Third, and most important, we need to try to get this aim-improving meta-methodology into the immense and profoundly problematic enterprise of making social progress towards an enlightened, wise world. The aim of such an enterprise is notoriously problematic. For all sorts of reasons, what constitutes a good world, an enlightened, wise or civilized world, attainable and genuinely desirable, must be inherently and permanently problematic. Here, above all, it is essential to employ methods – meta-methods – which help us improve our aims and make progress when basic aims are problematic.
It is above all our failure to build these aim-improving methods into our social world, into individual, institutional and global life, that is responsible for the generation of our current global problems. Global warming, rapid population growth, destruction of natural habitats and extinction of species, depletion of natural resources, pollution of earth, air and sea, the lethal character of modern war, the spread of modern weaponry, intensification of the gulf between the world’s wealthy and poor – all these have arisen because of our failure to improve problematic aims of industry, agriculture, politics, finance, the military, trade, international relations. Even the world credit crunch of 2007 and subsequent world economic difficulties fit this pattern.

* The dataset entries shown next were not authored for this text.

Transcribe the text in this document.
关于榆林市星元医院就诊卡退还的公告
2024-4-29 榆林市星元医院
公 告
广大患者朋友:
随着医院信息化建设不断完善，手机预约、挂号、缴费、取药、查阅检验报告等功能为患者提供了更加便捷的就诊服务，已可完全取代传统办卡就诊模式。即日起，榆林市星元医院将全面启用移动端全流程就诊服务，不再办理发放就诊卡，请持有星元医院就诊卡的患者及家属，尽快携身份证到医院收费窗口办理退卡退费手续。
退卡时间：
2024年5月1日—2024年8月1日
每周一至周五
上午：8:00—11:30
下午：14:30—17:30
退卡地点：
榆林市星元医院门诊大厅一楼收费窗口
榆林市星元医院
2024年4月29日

It is not just that we have failed to build into institutions, social fabric and our way of life aim-improving methods, where aims are inherently problematic. We have not even seen the need to do this. Worse still, we have not even had the idea that this is what we need to do. Academia, instead of struggling hard to get the idea understood and implemented, has been preoccupied with quite a different task: the pursuit of knowledge.
We Need Wisdom-Enquiry
The outcome of correcting the three blunders of the philosophes is a kind of academic enterprise very different from knowledge-inquiry – what, by and large, we have at present. It would be a kind of academic enterprise more rigorous than knowledge-inquiry, of greater intellectual integrity and value, and far more effective in helping humanity solve problems of living, and make progress towards a better world. I call this new kind of inquiry wisdom-inquiry. It is what emerges when the basic Enlightenment idea is developed and put into practice correctly, without the disastrous three blunders made by the philosophes.

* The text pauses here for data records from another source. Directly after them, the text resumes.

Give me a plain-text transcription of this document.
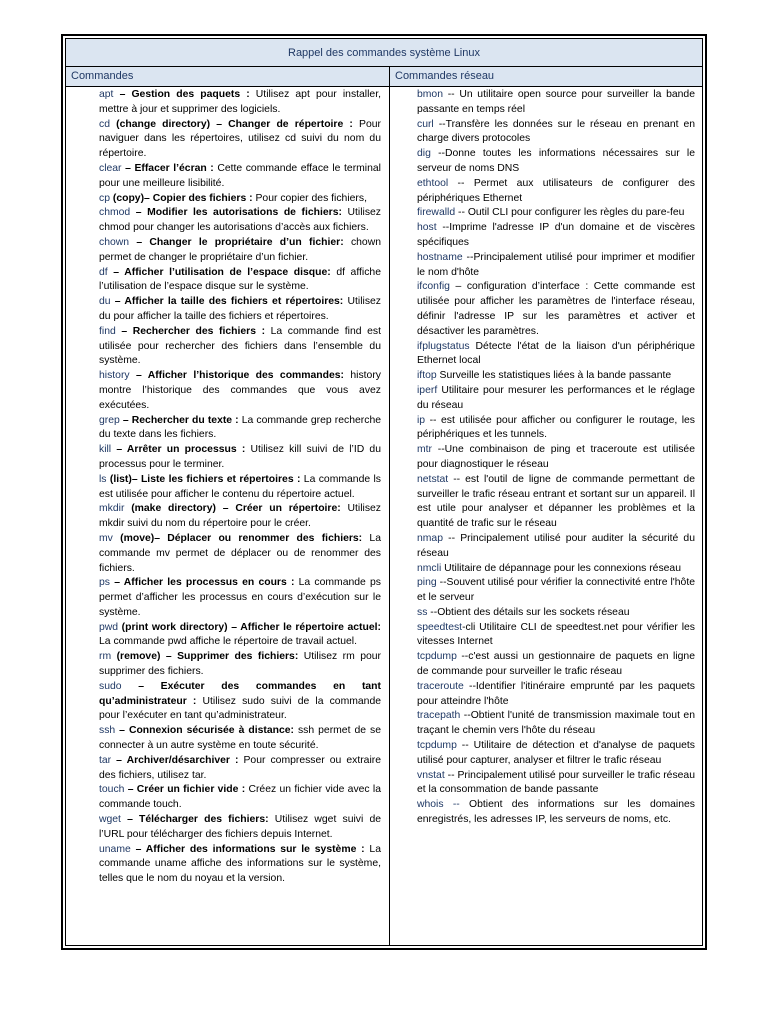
Rappel des commandes système Linux
Commandes	Commandes réseau

apt – Gestion des paquets : Utilisez apt pour installer, mettre à jour et supprimer des logiciels.

cd (change directory) – Changer de répertoire : Pour naviguer dans les répertoires, utilisez cd suivi du nom du répertoire.

clear – Effacer l’écran : Cette commande efface le terminal pour une meilleure lisibilité.

cp (copy)– Copier des fichiers : Pour copier des fichiers,

chmod – Modifier les autorisations de fichiers: Utilisez chmod pour changer les autorisations d’accès aux fichiers.

chown – Changer le propriétaire d’un fichier: chown permet de changer le propriétaire d’un fichier.

df – Afficher l’utilisation de l’espace disque: df affiche l’utilisation de l’espace disque sur le système.

du – Afficher la taille des fichiers et répertoires: Utilisez du pour afficher la taille des fichiers et répertoires.

find – Rechercher des fichiers : La commande find est utilisée pour rechercher des fichiers dans l’ensemble du système.

history – Afficher l’historique des commandes: history montre l’historique des commandes que vous avez exécutées.

grep – Rechercher du texte : La commande grep recherche du texte dans les fichiers.

kill – Arrêter un processus : Utilisez kill suivi de l’ID du processus pour le terminer.

ls (list)– Liste les fichiers et répertoires : La commande ls est utilisée pour afficher le contenu du répertoire actuel.

mkdir (make directory) – Créer un répertoire: Utilisez mkdir suivi du nom du répertoire pour le créer.

mv (move)– Déplacer ou renommer des fichiers: La commande mv permet de déplacer ou de renommer des fichiers.

ps – Afficher les processus en cours : La commande ps permet d’afficher les processus en cours d’exécution sur le système.

pwd (print work directory) – Afficher le répertoire actuel: La commande pwd affiche le répertoire de travail actuel.

rm (remove) – Supprimer des fichiers: Utilisez rm pour supprimer des fichiers.

sudo – Exécuter des commandes en tant qu’administrateur : Utilisez sudo suivi de la commande pour l’exécuter en tant qu’administrateur.

ssh – Connexion sécurisée à distance: ssh permet de se connecter à un autre système en toute sécurité.

tar – Archiver/désarchiver : Pour compresser ou extraire des fichiers, utilisez tar.

touch – Créer un fichier vide : Créez un fichier vide avec la commande touch.

wget – Télécharger des fichiers: Utilisez wget suivi de l’URL pour télécharger des fichiers depuis Internet.

uname – Afficher des informations sur le système : La commande uname affiche des informations sur le système, telles que le nom du noyau et la version.

bmon -- Un utilitaire open source pour surveiller la bande passante en temps réel

curl --Transfère les données sur le réseau en prenant en charge divers protocoles

dig --Donne toutes les informations nécessaires sur le serveur de noms DNS

ethtool -- Permet aux utilisateurs de configurer des périphériques Ethernet

firewalld -- Outil CLI pour configurer les règles du pare-feu

host --Imprime l'adresse IP d'un domaine et de viscères spécifiques

hostname --Principalement utilisé pour imprimer et modifier le nom d'hôte

ifconfig – configuration d’interface : Cette commande est utilisée pour afficher les paramètres de l'interface réseau, définir l'adresse IP sur les paramètres et activer et désactiver les paramètres.

ifplugstatus Détecte l'état de la liaison d'un périphérique Ethernet local

iftop Surveille les statistiques liées à la bande passante

iperf Utilitaire pour mesurer les performances et le réglage du réseau

ip -- est utilisée pour afficher ou configurer le routage, les périphériques et les tunnels.

mtr --Une combinaison de ping et traceroute est utilisée pour diagnostiquer le réseau

netstat -- est l'outil de ligne de commande permettant de surveiller le trafic réseau entrant et sortant sur un appareil. Il est utile pour analyser et dépanner les problèmes et la quantité de trafic sur le réseau

nmap -- Principalement utilisé pour auditer la sécurité du réseau

nmcli Utilitaire de dépannage pour les connexions réseau

ping --Souvent utilisé pour vérifier la connectivité entre l'hôte et le serveur

ss --Obtient des détails sur les sockets réseau

speedtest-cli Utilitaire CLI de speedtest.net pour vérifier les vitesses Internet

tcpdump --c'est aussi un gestionnaire de paquets en ligne de commande pour surveiller le trafic réseau

traceroute --Identifier l'itinéraire emprunté par les paquets pour atteindre l'hôte

tracepath --Obtient l'unité de transmission maximale tout en traçant le chemin vers l'hôte du réseau

tcpdump -- Utilitaire de détection et d'analyse de paquets utilisé pour capturer, analyser et filtrer le trafic réseau

vnstat -- Principalement utilisé pour surveiller le trafic réseau et la consommation de bande passante

whois -- Obtient des informations sur les domaines enregistrés, les adresses IP, les serveurs de noms, etc.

I repeat: the crisis of our times, the crisis behind all the others, is our failure to have developed a kind of inquiry rationally designed and devoted to helping us solve our problems of living, make progress towards a good, wise, enlightened world – or, at least, towards as good a world as possible. Instead of creating wisdom-inquiry, all we have managed to do is create knowledge-inquiry, a botched version of wisdom inquiry.
It is important to appreciate, however, that academia as it exists today, the outcome, by and large, of putting knowledge-inquiry into practice, is a defective version of what we really need: wisdom-inquiry. The task before us is not to create something entirely new, untested, with nothing more to guide us than an abstract philosophical argument. We do not need to leap into the dark blindfolded, as it were, hoping for the best. Rather, our task is to correct quite definite blunders in the structure of academia that we have inherited from the past – blunders we have failed so far to get properly into focus and so put right.
We already possess a kind of inquiry created to help us make progress towards a wise, enlightened world: our problem is that we fail to see that the design is defective, and urgently needs to be put right.